My magazine reading and collecting started early in 1962 with a couple of Australian magazines...
At first it was Wheels, Modern Motor, Sports Car World and a little later Australian Motor Sports. I got to meet Mike Kable, who wrote for a couple of them, quite early on and he recommended that I read DSJ's reports in Motor Sport. My first issue of that was the August, 1962 issue (I think that's right) with the German GP report.
If I was going to read English magazines I opened my eyes to the American ones too. As I was working in the middle of Sydney, there was no shortage of choice on the magazine stands of the newsagents' and so I found Sports Car Graphic (September '62? With the Belgian GP in it), Car & Driver and Road & Track, while I also started to get Motor Racing from the English magazines as well.

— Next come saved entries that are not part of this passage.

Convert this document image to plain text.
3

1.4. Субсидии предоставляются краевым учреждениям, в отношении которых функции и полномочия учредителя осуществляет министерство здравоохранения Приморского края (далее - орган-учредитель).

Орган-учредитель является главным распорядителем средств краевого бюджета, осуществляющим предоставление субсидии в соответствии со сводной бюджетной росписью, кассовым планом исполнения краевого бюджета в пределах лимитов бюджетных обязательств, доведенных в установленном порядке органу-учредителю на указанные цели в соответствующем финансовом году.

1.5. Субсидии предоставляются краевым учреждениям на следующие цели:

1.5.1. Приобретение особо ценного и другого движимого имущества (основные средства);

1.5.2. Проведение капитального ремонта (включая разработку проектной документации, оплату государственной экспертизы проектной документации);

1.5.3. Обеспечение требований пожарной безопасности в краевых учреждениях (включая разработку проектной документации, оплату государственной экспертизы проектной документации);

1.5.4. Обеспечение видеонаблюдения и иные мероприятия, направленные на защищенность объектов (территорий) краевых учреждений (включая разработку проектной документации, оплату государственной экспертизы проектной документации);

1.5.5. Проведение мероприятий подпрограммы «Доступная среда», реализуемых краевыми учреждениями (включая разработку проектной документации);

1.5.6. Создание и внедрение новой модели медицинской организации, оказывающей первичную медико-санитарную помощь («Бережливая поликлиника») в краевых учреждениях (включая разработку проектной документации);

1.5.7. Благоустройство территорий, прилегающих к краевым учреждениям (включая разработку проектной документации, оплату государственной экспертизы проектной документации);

And as I look back on what I've written I realise I'm wrong about where I started. The first magazine I got was Hot Rod Magazine, from when I first started work in December, 1961. I actually continued to get that for a couple of years, but my pursuiits had changed.
Racing Car News came along in September, 1963 and from that time on my main magazines were RCN, Motor Sport and Road & Track. For a while I was picking up Autosport, but it was a weekly and so outdated by the time it got here, still it was essential reading for an insatiable youth.
I don't know when I gave up on Sports Car Graphic or Car & Driver, but I kept on getting Road & Track until 1993. With my son moving to America at that time he was supposed to organise a subscription for me and send them out a few months at a time, but that never happened. Motor Sport lost a lot of my attention when DSJ stopped writing and then even more when it went 'all historic', but I kept getting it and often not even opening it until about 2012.
The Australian weeklies and fortnightlies (Motoring News and Auto Action) never caught my dollars, though AutoNews did for the couple of months it existed in early 1965.
AMS disappeared in 1970 or 1971, but I hadn't bought it for some years by that time, Autosportsman never held much fascination for me either, but it did ironically start my journalistic career when, when it was blended with Australian Hot Rod, I was asked to write a couple of stories for it in 1970.
And then there was that delightful interlude with the Italian weekly, Autosprint.
I had a job in a production office at a plywood factory in Sydney and they employed a lot of just-arrived migrant labour. The kind who will accept lower pay because they didn't speak the language. Here I met Vincenzo Basile, with a huge mop of black hair and a willing smile and a rabid love of motor racing. As I finished work early in the afternoon there I had time to do things each day and he asked me to run him down to 'Summ'rill' (or Summer Hill) where bulk airmail supplies of magazines came in to some kind of importer's.
And for that time I started to see Autosprint, while when there were race meetings on I would drive Vince out to Oran Park or Warwick Farm. He was a pure delight to be with, Bob Levett and myself trying to overcome his language shortfall (and ours, of course) and feed his enthusiasm.
It must have been the Tasman Cup Warwick Farm meeting of 1972 when we picked him up to take him out there for the weekend. We were trying to explain what cars would be running, murdering the languages in order to do so. Finally he twigged to what we were saying, his eyes lit up and he said, "Cinquelitre monopostos!"
A moment in life not to be forgotten...
Within a few months, however, Vince could no longer deal with imprisonment in a country so far from his beloved Monza. I wish I could see and speak to him today.